10 Graphic Design terms explained for non-graphic designers
CMYK, RGB, dpi, vectors and pixels: graphic terms that you often hear in the graphic design world. As a non-designer, all this jargon can be tricky. In this article you will explain the most common graphical terms.
CMYK stands for the colours cyan, magenta, yellow and key. Key means black. This is a color mode used for printing. Logo designs, stationery, business cards, flyers, posters, etc.should all have this color mode. When you use this color mode for use on a screen, the colors will look very weird. That’s why images for a website or social media use the color mode RGB.
RGB stands for Red, Green, Blue and is a color mode used for image intended for the display. Images for websites and social media are all in RGB.
What should you do if your file is in the wrong color mode?
You can convert files to a different color mode. You can do this for example in Photoshop. Go to Image > Mode > and choose the correct color mode. In Illustrator choose File > Document color mode > correct color mode.
The Pantone Matching System (PMS) is based on 15 basic colours, each of which has its own name. In addition, there are more than 1000 colours that are only indicated by a code. The advantage of PMS colours is that when a pantone colour is printed on the same type of paper, the colours are always identical. With CMYK, there may be small colour differences in the printed matter. If you need 1 or 2 specific colours, Pantone can be a good choice. Does your design have more than 2 colours or does it contain photos? Then CMYK is your only option. Converting PMS colours to CMYK is difficult to get exactly the right colour. Whether or not you have to choose Pantone colours depends very much on how you use the final design.
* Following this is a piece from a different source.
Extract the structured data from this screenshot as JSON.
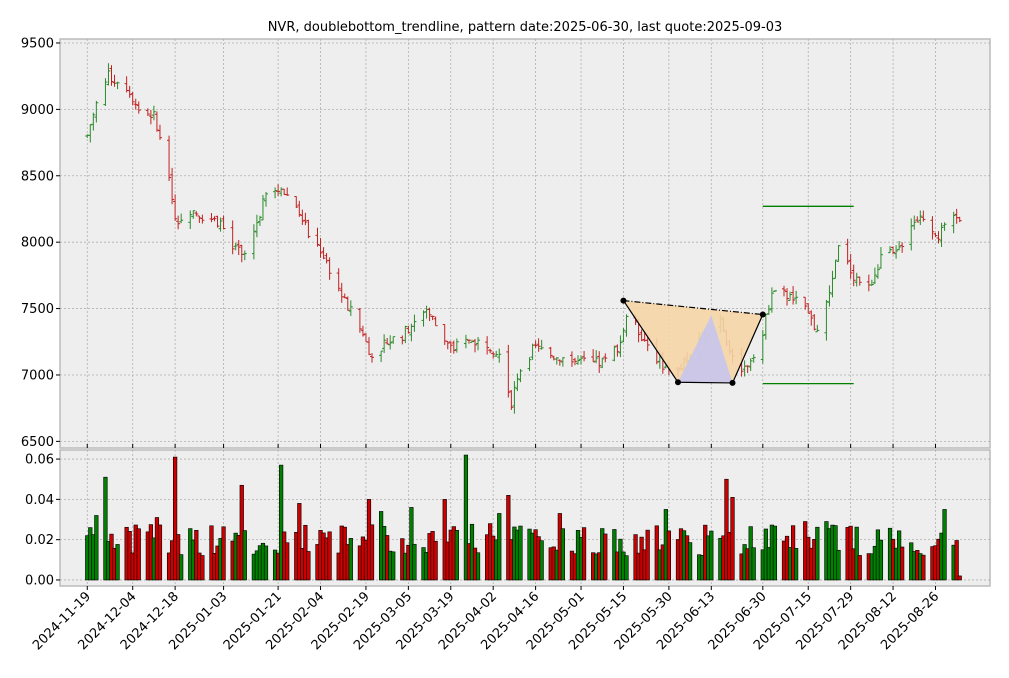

Dpi stands for Dots per inch. These are the number of pixels per inch. One inch is 2.54 centimeters. The more of these dots (pixels) on a small area, the higher the resolution and the sharper the image. For printed matter, the ideal number is DPI 300, the minimum number of DPI is 150. For screens, the minimum requirement is 72 dpi, but for retina screens, double that is actually required. Often 72 dpi on a retina screen will be a bit out of focus, but 144 dpi is super sharp again.
A vector-based file is a file that is scalable. Your logo should therefore always be a vector file (.ai or eps), because you can make this file bigger and smaller without loss of quality. Vectors consist of dots. Your logo must always be a vector. It has to be both small and large to use, from business cards to billboards.
Pixels are actually small squares that make an image together. For example, think of the classic Nintendo games: Mario always looked rather blocky, didn’t he? That’s because Mario is made up of small squares, or pixels. The advantage of pixels is that all these squares together in large numbers can give a detailed picture. The downside is that the edges don’t look tight when zooming in. This is in contrast to vectors that have tight and smooth edges at all times.
- The confusion with an EPS file
Often customers think that when you have an eps file, it automatically means that you also have a vector file. This is not the case! If you have a pixel-based file and save it as eps then you simply have a pixel-based .eps. Only when your source file is a vector (e.g. an Illustrator file), you also have a vector-based eps file.
By bleed, also known as bleed, is meant an extra edge in printed matter designs. The background (and possibly images) of the design runs through the bleed. This extra edge is usually 3 mm and will be cut off after printing. It ensures that there are no unsightly white edges on the printed matter. Sometimes it happens that when a stack of printed matter is cut clean, it shifts slightly due to the pressure of the knife, so that you could have a small edge of white after the cut. This prevents this problem and ensures that all your printed matter will look neat and tidy.
In printing terms, the margin means the free space between the edge of the paper and the printout. It is important that you do not use this space for text, because it can look very messy. In any case, it is not useful to place important elements close to the edge, as this risks causing them to just fall off when you cut them clean.
- Logo, logo, word mark
Logo, logo and wordmark are terms that are all used in logo design, but sometimes this can cause some confusion. Often these terms are used interchangeably. A logo often consists of a logo (an icon, monogram, etc.) and a word mark (this is the company name and possibly a slogan or pay-off). A logo is therefore a combination of a logo and a word mark.
Sometimes a logo only consists of a word mark. A well-known example of this in the FedEx logo. Coca-Cola also only has a word mark as a logo. Most brands cannot afford to only have a logo. This is only possible for the largest brands in the world. For example, Apple only has its well-known logo of an apple with a bite out of it. Nike’s swoosh is also often depicted without their word mark. Of course there are also some exceptions. For example, C&A has a stamp as a logo and FC Barcelona has an emblem.